If you’re like us, you’re wondering, “What is Warm Wisdom Press, and why does that name sound so weird?” What on earth is warm wisdom? Is that what happens to “hot tips” once they’ve time to mature and cool off a little bit? Turns out it’s a dating/marriage site, providing books and CDs with vaguely ominous titles like Get the Ring and Keep the Ring. Anyway, we’d like to stop the review there - hopefully we’re all smart enough not to take trading advice from dating/gardening/sewing/home improvement gurus. But, to be honest, even if David A. “Warm Wisdom” LeVine (he’s the proprietor of all these sites) weren’t giving us ample weird reasons to avoid his trading service, this service itself is suspect enough.

Honest marketing - Fail

Iron Condor Report doesn’t do any search marketing that we could find, so they get points for leaving people alone. But the sales letter copy on the site itself is just absurd. It’s really better to quote at length:

We’ve found a wizard who selects the trades and the timing based on a sophisticated algorithm that is a proven winner. (Sound complicated? Don’t worry. We can’t figure it out either. That’s why we need the wizard. Want to try it for yourself?…)

We figured out that with our own intelligence officer on staff, we could cut costs enough to afford to offer this system at the giveaway introductory price of $600 per year! (There are limitations–aren’t there always?! See “Legal Stuff” at the end of this letter.)

No, we won’t blow our operative’s cover. Then he wouldn’t be our secret agent anymore. (And then we might have to raise our prices!)

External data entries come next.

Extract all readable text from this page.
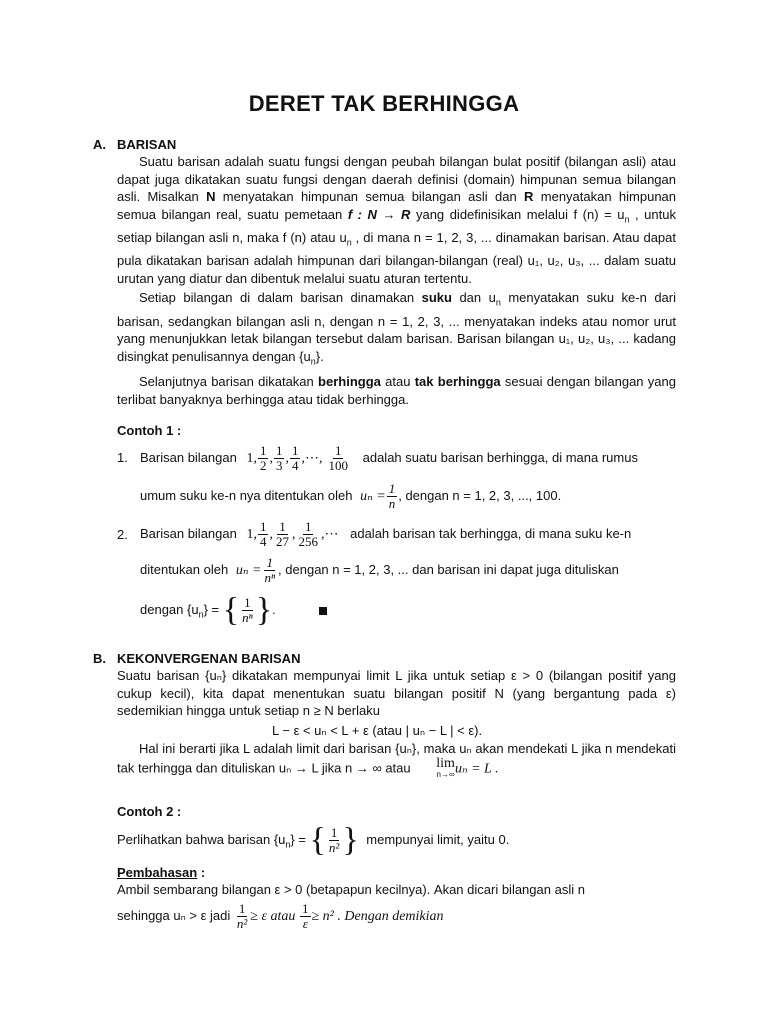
DERET TAK BERHINGGA
A. BARISAN

Suatu barisan adalah suatu fungsi dengan peubah bilangan bulat positif (bilangan asli) atau dapat juga dikatakan suatu fungsi dengan daerah definisi (domain) himpunan semua bilangan asli. Misalkan N menyatakan himpunan semua bilangan asli dan R menyatakan himpunan semua bilangan real, suatu pemetaan f : N → R yang didefinisikan melalui f $(n) = u_n$ , untuk setiap bilangan asli n, maka f (n) atau $u_n$ , di mana n = 1, 2, 3, ... dinamakan barisan. Atau dapat pula dikatakan barisan adalah himpunan dari bilangan-bilangan (real) u₁, u₂, u₃, ... dalam suatu urutan yang diatur dan dibentuk melalui suatu aturan tertentu.

Setiap bilangan di dalam barisan dinamakan suku dan $u_n$ menyatakan suku ke-n dari barisan, sedangkan bilangan asli n, dengan n = 1, 2, 3, ... menyatakan indeks atau nomor urut yang menunjukkan letak bilangan tersebut dalam barisan. Barisan bilangan u₁, u₂, u₃, ... kadang disingkat penulisannya dengan $\{u_n\}$.

Selanjutnya barisan dikatakan berhingga atau tak berhingga sesuai dengan bilangan yang terlibat banyaknya berhingga atau tidak berhingga.

Contoh 1 :
1. Barisan bilangan 1, $\frac{1}{2}$ , $\frac{1}{3}$ , $\frac{1}{4}$ ,⋯, $\frac{1}{100}$ adalah suatu barisan berhingga, di mana rumus
umum suku ke-n nya ditentukan oleh $u_n = \frac{1}{n}$ , dengan n = 1, 2, 3, ..., 100.
2. Barisan bilangan 1, $\frac{1}{4}$ , $\frac{1}{27}$ , $\frac{1}{256}$ ,⋯ adalah barisan tak berhingga, di mana suku ke-n
ditentukan oleh $u_n = \frac{1}{\text{nⁿ}}$ , dengan n = 1, 2, 3, ... dan barisan ini dapat juga dituliskan
dengan $\{u_n\}$ = { $\frac{1}{\text{nⁿ}}$ }.
B. KEKONVERGENAN BARISAN

Suatu barisan {uₙ} dikatakan mempunyai limit L jika untuk setiap ε > 0 (bilangan positif yang cukup kecil), kita dapat menentukan suatu bilangan positif N (yang bergantung pada ε) sedemikian hingga untuk setiap n ≥ N berlaku

L − ε < uₙ < L + ε (atau | uₙ − L | < ε).

Hal ini berarti jika L adalah limit dari barisan {uₙ}, maka uₙ akan mendekati L jika n mendekati tak terhingga dan dituliskan uₙ → L jika n → ∞ atau	lim
n→∞ uₙ = L .

Contoh 2 :
Perlihatkan bahwa barisan $\{u_n\}$ = { $\frac{1}{\text{n²}}$ } mempunyai limit, yaitu 0.
Pembahasan :
Ambil sembarang bilangan ε > 0 (betapapun kecilnya). Akan dicari bilangan asli n
sehingga uₙ > ε jadi $\frac{1}{\text{n²}} \ge \varepsilon$ atau $\frac{1}{\varepsilon} \ge n^2$ . Dengan demikian
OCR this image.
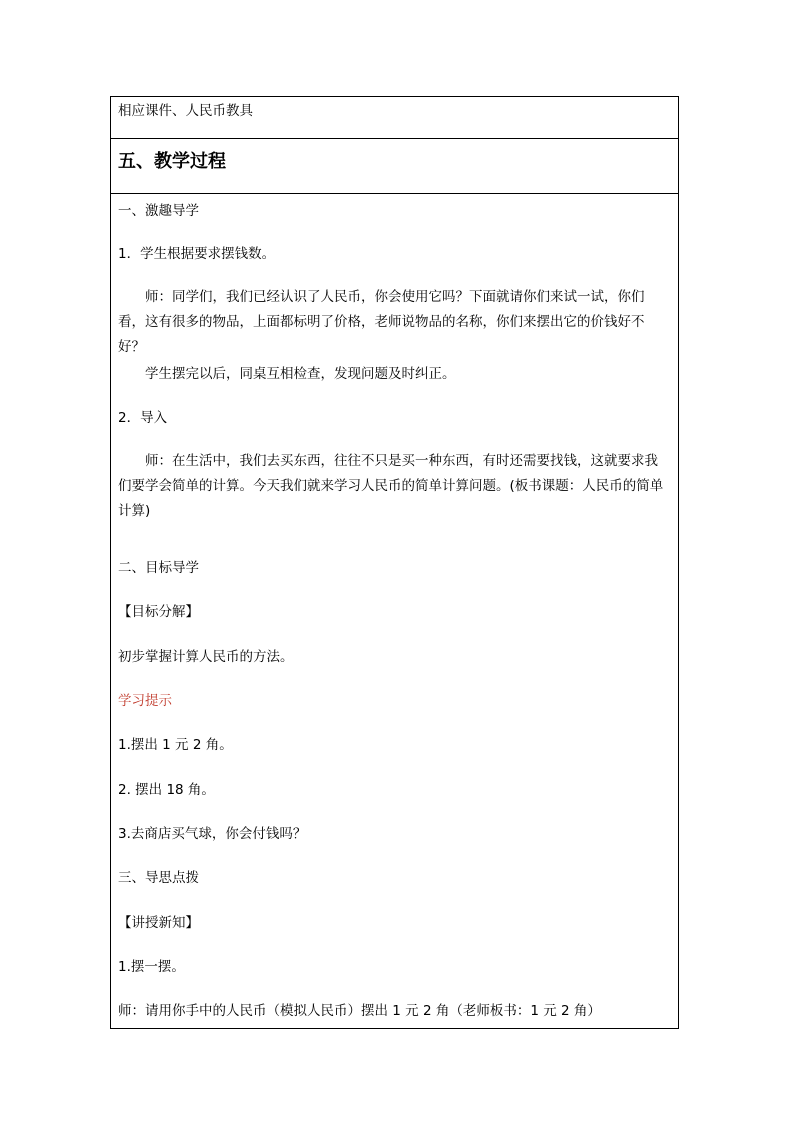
相应课件、人民币教具
五、教学过程
一、激趣导学
1．学生根据要求摆钱数。
师：同学们，我们已经认识了人民币，你会使用它吗？下面就请你们来试一试，你们看，这有很多的物品，上面都标明了价格，老师说物品的名称，你们来摆出它的价钱好不好？
学生摆完以后，同桌互相检查，发现问题及时纠正。
2．导入
师：在生活中，我们去买东西，往往不只是买一种东西，有时还需要找钱，这就要求我们要学会简单的计算。今天我们就来学习人民币的简单计算问题。(板书课题：人民币的简单计算)
二、目标导学
【目标分解】
初步掌握计算人民币的方法。
学习提示
1.摆出 1 元 2 角。
2. 摆出 18 角。
3.去商店买气球，你会付钱吗？
三、导思点拨
【讲授新知】
1.摆一摆。
师：请用你手中的人民币（模拟人民币）摆出 1 元 2 角（老师板书：1 元 2 角）
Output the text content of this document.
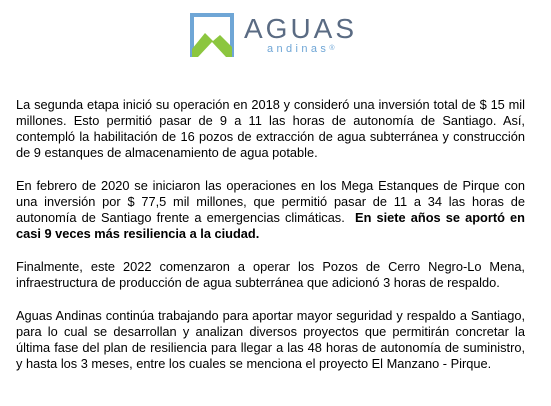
AGUAS
andinas®

La segunda etapa inició su operación en 2018 y consideró una inversión total de $ 15 mil millones. Esto permitió pasar de 9 a 11 las horas de autonomía de Santiago. Así, contempló la habilitación de 16 pozos de extracción de agua subterránea y construcción de 9 estanques de almacenamiento de agua potable.

En febrero de 2020 se iniciaron las operaciones en los Mega Estanques de Pirque con una inversión por $ 77,5 mil millones, que permitió pasar de 11 a 34 las horas de autonomía de Santiago frente a emergencias climáticas. En siete años se aportó en casi 9 veces más resiliencia a la ciudad.

Finalmente, este 2022 comenzaron a operar los Pozos de Cerro Negro-Lo Mena, infraestructura de producción de agua subterránea que adicionó 3 horas de respaldo.

Aguas Andinas continúa trabajando para aportar mayor seguridad y respaldo a Santiago, para lo cual se desarrollan y analizan diversos proyectos que permitirán concretar la última fase del plan de resiliencia para llegar a las 48 horas de autonomía de suministro, y hasta los 3 meses, entre los cuales se menciona el proyecto El Manzano - Pirque.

Wizards? Secret agents and operatives? What? But the best part, really, is “Sound complicated? We can’t figure it out either. So, give us your money, okay?” Sigh. It doesn’t take genius mathematicians or secret agent traders to [tag]trade[/tag] iron condors, and it’s pretty dishonest to treat customers like scared children. Education and open communication always wins out over “secret agents” and paternalistic pandering.

Repeatable returns - Fail

The website itself consists of three pages: the main sales letter, the payment page, and a dysfunctional contact page. In other words, there’s not even enough information to even begin to guess at the repeatability of claimed returns. There’s no performance information of any kind, no details about their strategy, nothing. What’s more, they seem to be trading the big open-outry products like SPX, RUT, and MID, which is a recipe for slow fills, lots of slippage, and bad [tag]risk management[/tag]. Maybe their secret agent forgot to take the needs of smaller investors into account?

Risk management - Pass?

They claim that “you need 25k to start.” That’s false: any decent broker will only require margin for one side of an iron condor trade, since you can only lose on one side and not both. And a 3- or 4-contract position on a liquid ETF should require a few hundred dollars of margin, not several thousand. But we also learn that they send 2-3 trades per month, which is a lot better than the one monster trade that most iron condor advisories demand their members put on every month. As we mentioned recently, it’s better to add inventory rather than constantly adjust iron condors, and maybe, just maybe, these people are accidentally stumbling onto that idea? Of course, without actual performance data, we have no way to tell, and we’re only giving them a questionable Pass because the weather is so nice in Manhattan today, and we’re going to the park as soon as this review is finished, so we’re in a good mood.

Reasonable Price - Fail

$600/yr is dirt cheap, and their cut-rate pricing is really the core of their sales approach. But they don’t offer a monthly or quarterly subscription, so you have no chance to try it out. Plus, they charge shipping! wtf?! In any event, good trading advice doesn’t seem like the sort of thing you want to get from the bargain bin at Wal-Mart. We absolutely hate the bastards that charge $5000 for “online courses” that teach things you could just as easily learn online for free, but we also don’t think that bargain basements are the right place to get [tag]options[/tag] trading education. And even at $600, this site offers too little information and is too cheesy and ultimately laughable to deserve anyone’s money.